Thailand’s central bank held its benchmark interest rate after two consecutive cuts and said the economic recovery will be gradual, with exports likely to contract this year.
The Bank of Thailand held its one-day bond repurchase rate at 1.5 percent, with monetary policy committee members voting unanimously, it said in Bangkok on Wednesday. Twenty economists surveyed by Bloomberg predicted the decision, while one forecast a quarter of a percentage point cut.
Finance Minister Sommai Phasee said last week there is no need for further rate cuts as they will hurt savers, while Deputy Governor Paiboon Kittisrikangwan earlier said additional easing would do little to boost expansion. The government has pledged to accelerate spending to boost consumption and counter falling exports in Southeast Asia’s second-largest economy.
“The BoT appears to be taking a wait-and-see approach for now,” Krystal Tan, a Singapore-based analyst at Capital Economics Ltd., wrote in a note. “Further data showing that the economy is struggling to gain any momentum would bring rate cuts back on the agenda.”
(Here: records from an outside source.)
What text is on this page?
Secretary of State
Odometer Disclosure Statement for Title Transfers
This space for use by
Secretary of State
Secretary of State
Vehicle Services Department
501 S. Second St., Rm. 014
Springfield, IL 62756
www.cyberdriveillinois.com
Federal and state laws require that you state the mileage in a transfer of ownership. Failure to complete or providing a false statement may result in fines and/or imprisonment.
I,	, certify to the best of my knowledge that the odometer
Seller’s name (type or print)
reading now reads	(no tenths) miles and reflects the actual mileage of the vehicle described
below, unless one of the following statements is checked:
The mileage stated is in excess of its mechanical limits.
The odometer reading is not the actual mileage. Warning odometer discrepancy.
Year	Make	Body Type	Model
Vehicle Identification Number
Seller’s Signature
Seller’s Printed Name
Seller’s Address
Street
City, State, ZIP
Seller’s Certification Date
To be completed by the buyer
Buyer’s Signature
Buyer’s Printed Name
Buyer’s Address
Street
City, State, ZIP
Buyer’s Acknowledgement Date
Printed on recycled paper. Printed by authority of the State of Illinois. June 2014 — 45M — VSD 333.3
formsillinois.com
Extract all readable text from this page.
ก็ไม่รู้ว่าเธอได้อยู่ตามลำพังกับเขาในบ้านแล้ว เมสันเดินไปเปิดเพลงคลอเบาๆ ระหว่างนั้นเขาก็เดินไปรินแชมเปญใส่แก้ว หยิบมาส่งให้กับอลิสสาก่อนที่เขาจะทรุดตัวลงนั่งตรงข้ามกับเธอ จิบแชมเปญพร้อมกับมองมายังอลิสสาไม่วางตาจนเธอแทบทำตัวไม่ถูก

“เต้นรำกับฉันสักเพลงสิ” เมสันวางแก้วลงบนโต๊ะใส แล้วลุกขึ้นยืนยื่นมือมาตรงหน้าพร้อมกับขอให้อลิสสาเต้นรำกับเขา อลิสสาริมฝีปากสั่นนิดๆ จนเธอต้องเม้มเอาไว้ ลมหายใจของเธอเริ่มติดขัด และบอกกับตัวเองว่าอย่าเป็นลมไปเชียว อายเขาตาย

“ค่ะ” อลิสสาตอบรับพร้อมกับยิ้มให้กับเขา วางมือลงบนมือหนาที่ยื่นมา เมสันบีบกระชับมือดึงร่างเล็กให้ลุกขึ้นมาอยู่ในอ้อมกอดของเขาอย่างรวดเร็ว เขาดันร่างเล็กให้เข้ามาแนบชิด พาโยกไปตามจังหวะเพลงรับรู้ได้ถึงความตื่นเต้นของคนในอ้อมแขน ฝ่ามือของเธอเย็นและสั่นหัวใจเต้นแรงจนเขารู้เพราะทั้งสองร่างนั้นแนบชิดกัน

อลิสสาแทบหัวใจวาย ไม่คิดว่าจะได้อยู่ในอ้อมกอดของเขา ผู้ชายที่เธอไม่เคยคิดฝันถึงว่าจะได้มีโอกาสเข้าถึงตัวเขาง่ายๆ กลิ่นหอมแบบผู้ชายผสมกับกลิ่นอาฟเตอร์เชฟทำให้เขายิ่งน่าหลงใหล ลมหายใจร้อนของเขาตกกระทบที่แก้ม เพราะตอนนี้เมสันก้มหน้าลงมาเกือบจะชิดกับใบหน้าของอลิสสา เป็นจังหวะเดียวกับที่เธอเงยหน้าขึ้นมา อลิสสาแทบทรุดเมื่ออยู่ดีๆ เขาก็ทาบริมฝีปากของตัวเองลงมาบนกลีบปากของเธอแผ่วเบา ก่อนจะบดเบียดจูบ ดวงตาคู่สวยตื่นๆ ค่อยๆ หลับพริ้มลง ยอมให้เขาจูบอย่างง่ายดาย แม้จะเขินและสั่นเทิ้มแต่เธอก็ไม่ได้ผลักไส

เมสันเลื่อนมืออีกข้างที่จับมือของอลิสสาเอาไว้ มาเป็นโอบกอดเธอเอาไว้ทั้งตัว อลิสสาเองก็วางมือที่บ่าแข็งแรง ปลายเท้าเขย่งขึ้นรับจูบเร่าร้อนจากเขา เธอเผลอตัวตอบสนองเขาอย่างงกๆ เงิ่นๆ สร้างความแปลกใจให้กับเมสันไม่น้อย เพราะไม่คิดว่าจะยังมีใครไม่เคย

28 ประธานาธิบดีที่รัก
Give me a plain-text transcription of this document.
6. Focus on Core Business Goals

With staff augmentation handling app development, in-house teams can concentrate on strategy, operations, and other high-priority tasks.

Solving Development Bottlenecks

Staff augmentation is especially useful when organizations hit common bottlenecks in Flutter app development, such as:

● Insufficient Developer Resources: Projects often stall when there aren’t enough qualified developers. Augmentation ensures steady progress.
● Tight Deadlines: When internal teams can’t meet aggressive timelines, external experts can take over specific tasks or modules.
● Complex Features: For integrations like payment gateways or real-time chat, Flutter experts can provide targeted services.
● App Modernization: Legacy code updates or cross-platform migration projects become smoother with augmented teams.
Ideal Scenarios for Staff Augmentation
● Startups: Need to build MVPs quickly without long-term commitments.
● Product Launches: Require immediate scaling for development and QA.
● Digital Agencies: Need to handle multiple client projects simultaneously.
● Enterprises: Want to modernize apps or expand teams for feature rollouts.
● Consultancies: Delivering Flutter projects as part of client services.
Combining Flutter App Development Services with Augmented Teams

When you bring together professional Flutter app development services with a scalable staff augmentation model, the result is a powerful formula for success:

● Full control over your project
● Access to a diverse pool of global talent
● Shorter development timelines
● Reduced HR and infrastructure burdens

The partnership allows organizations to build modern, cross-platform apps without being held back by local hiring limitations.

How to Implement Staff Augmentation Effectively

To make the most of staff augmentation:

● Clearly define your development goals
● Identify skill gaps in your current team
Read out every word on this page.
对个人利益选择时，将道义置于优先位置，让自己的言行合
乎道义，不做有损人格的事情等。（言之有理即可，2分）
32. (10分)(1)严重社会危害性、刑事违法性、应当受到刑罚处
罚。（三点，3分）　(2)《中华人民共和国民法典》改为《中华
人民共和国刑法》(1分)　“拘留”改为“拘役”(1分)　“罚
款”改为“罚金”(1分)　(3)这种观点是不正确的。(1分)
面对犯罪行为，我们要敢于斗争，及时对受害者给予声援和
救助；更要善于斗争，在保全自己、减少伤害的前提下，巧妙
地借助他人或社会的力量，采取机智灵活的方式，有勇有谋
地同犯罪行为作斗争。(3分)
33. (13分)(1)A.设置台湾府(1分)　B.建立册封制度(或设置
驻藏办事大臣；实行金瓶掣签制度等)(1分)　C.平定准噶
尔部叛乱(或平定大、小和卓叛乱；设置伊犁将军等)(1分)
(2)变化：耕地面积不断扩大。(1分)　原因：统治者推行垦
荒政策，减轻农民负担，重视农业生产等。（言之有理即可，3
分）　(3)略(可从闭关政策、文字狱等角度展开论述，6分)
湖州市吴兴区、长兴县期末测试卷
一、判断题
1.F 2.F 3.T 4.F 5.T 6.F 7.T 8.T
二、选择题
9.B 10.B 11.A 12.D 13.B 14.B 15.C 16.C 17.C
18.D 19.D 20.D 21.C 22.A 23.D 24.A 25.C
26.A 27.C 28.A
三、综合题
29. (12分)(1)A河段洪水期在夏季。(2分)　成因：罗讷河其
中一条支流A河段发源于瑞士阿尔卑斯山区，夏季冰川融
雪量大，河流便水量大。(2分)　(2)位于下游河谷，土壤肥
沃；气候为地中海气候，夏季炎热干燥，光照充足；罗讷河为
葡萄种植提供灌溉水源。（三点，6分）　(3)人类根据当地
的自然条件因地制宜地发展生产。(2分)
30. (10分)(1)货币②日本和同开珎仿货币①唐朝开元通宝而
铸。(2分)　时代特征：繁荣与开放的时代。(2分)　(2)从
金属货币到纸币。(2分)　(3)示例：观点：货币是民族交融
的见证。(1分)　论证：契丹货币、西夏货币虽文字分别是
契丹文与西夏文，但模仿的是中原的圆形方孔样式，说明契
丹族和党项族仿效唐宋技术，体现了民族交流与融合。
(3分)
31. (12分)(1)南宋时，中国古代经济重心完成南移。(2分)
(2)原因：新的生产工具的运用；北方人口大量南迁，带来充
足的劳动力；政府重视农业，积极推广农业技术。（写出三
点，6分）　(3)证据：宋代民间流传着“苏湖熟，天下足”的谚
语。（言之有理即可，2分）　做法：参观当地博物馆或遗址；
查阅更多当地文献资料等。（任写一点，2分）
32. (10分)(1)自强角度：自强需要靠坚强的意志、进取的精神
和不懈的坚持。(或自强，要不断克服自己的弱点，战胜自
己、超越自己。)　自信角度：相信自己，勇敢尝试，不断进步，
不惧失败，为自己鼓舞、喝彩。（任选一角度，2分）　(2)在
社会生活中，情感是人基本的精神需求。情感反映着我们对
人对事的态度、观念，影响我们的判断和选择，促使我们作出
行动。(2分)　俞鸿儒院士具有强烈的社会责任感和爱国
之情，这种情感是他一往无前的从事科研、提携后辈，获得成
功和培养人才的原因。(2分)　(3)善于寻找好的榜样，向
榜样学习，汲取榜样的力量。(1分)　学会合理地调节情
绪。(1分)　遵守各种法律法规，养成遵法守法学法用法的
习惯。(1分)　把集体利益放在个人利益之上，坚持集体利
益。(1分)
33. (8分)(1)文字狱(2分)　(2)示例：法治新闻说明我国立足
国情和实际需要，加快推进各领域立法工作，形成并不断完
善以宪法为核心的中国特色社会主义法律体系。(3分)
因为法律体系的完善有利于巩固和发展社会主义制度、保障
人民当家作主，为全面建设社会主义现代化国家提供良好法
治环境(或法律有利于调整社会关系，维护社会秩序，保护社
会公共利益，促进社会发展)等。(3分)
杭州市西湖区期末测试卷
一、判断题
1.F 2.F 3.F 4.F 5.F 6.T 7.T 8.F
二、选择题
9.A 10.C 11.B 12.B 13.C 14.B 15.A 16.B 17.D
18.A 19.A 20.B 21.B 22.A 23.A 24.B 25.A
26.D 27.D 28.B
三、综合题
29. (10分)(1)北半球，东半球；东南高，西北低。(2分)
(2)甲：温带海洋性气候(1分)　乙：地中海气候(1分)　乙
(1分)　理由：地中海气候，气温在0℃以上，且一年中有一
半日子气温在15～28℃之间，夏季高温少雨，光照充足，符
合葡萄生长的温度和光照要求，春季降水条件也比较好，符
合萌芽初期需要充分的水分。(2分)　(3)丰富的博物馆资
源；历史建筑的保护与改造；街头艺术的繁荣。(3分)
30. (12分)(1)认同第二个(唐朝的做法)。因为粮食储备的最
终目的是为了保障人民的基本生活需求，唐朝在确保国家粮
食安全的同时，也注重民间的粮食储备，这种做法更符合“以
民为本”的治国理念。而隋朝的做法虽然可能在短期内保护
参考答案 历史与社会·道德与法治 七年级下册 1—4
The baht gained 0.3 percent to 33.63 against the U.S. dollar as of 2:46 p.m. local time. It is the biggest loser in the past three months among major Asian currencies. The benchmark stock index climbed 0.9 percent.
It was the monetary policy committee’s first unanimous decision since September. Earlier rate cuts have helped economic conditions, and the central bank is ready to use remaining policy space if needed, it said today in a statement.
“The economy is projected to improve gradually, but subject to downside risks from slower-than-expected recovery of the global economy, especially China and other Asian economies,” it said. The risk of deflation remains low, and the policy stance should continue to be accommodative, it said.
Thai exports fell for a fourth month in April, and consumer prices declined for a fifth month in May, the longest period of deflation since 2009, when the benchmark rate was 1.25 percent.
The central bank earlier said it may cut its economic growth forecast for this year from 3.8 percent.